I'm not suggesting to use signals to call the APC function,
No, and I didn't understand that either. I don't even think that's architecturally possible—we know how the NT API works; it's not a callback.
just that what we need here is a simple "APC pending" flag. I understand that it makes sense to map this to an fd in your design, it just seems rather heavyweight to have to allocate and manage yet another fd for every thread just for this.
That's what I did propose in the initial revision, though, if I understand you correctly.
One problem is that we can get a signal at any time, either before or after the call or during it, via USR1. If we get a signal we *must* not let the wait consume any objects. That means either:
* we need a handle to represent the thread's signaled state - the current approach. It's worth mentioning that while fd's aren't free, even the kernel seemed to find them cheap enough that they recommended using them instead of opaque handles (like an earlier revision did).
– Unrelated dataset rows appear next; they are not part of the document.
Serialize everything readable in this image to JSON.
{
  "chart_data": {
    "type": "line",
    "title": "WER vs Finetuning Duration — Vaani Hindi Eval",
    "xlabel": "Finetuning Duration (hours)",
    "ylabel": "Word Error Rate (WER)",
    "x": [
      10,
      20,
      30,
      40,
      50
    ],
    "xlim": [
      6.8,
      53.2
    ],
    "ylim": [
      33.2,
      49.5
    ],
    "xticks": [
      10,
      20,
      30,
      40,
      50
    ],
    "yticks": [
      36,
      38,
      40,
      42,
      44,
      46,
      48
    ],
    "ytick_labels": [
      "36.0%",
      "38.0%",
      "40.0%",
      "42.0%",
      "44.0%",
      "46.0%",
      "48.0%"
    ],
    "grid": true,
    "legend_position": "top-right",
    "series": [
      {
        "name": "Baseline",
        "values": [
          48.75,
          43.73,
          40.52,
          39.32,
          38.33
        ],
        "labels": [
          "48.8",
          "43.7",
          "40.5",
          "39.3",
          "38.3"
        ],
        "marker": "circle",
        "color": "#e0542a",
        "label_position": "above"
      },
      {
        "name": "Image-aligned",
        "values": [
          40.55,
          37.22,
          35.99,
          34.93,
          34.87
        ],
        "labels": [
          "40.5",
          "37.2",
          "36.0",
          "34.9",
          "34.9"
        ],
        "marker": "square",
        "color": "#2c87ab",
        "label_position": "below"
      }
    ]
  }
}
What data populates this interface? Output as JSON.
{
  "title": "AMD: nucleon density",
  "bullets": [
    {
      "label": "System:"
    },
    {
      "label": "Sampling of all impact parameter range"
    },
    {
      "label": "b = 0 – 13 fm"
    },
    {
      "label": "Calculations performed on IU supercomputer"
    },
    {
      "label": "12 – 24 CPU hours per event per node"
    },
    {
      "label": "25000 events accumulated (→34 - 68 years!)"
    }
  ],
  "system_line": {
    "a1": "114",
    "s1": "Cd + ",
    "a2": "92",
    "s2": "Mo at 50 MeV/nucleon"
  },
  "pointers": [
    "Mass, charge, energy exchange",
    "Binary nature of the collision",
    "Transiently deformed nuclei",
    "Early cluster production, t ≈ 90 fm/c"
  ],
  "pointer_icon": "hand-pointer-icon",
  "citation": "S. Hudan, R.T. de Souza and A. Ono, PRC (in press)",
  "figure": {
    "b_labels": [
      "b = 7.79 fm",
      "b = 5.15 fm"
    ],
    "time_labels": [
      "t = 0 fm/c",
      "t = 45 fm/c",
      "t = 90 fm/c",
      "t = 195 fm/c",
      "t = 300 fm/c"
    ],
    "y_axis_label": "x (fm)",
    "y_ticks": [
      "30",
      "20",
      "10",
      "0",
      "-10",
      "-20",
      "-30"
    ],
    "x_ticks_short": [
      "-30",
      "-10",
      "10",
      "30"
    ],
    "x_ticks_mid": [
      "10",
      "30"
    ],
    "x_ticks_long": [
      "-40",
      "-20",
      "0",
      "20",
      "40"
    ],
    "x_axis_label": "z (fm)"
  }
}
* the kernel needs to manage the thread's signaled state. This requires modifying task_struct (there is no generic TLS mechanism in the kernel) which I think we can safely assert is a complete non-starter;
* or we need to synchronize on the user side by blocking signals. This requires extra syscalls per wait, which was one of your concerns (the other essentially being complexity). I'm currently inclined to agree with those concerns, and I anticipate finding it difficult to convince Greg that the old API is worse *and* that we really need an API change.
Am I missing something? Even if it's not USR1 per se, I don't see a way to avoid the problem that *someone* needs to maintain the signaled state, which has to be us, and we need a way to synchronize that signaled state with USR1 so that a single wait can't both consume an object *and* report STATUS_USER_APC.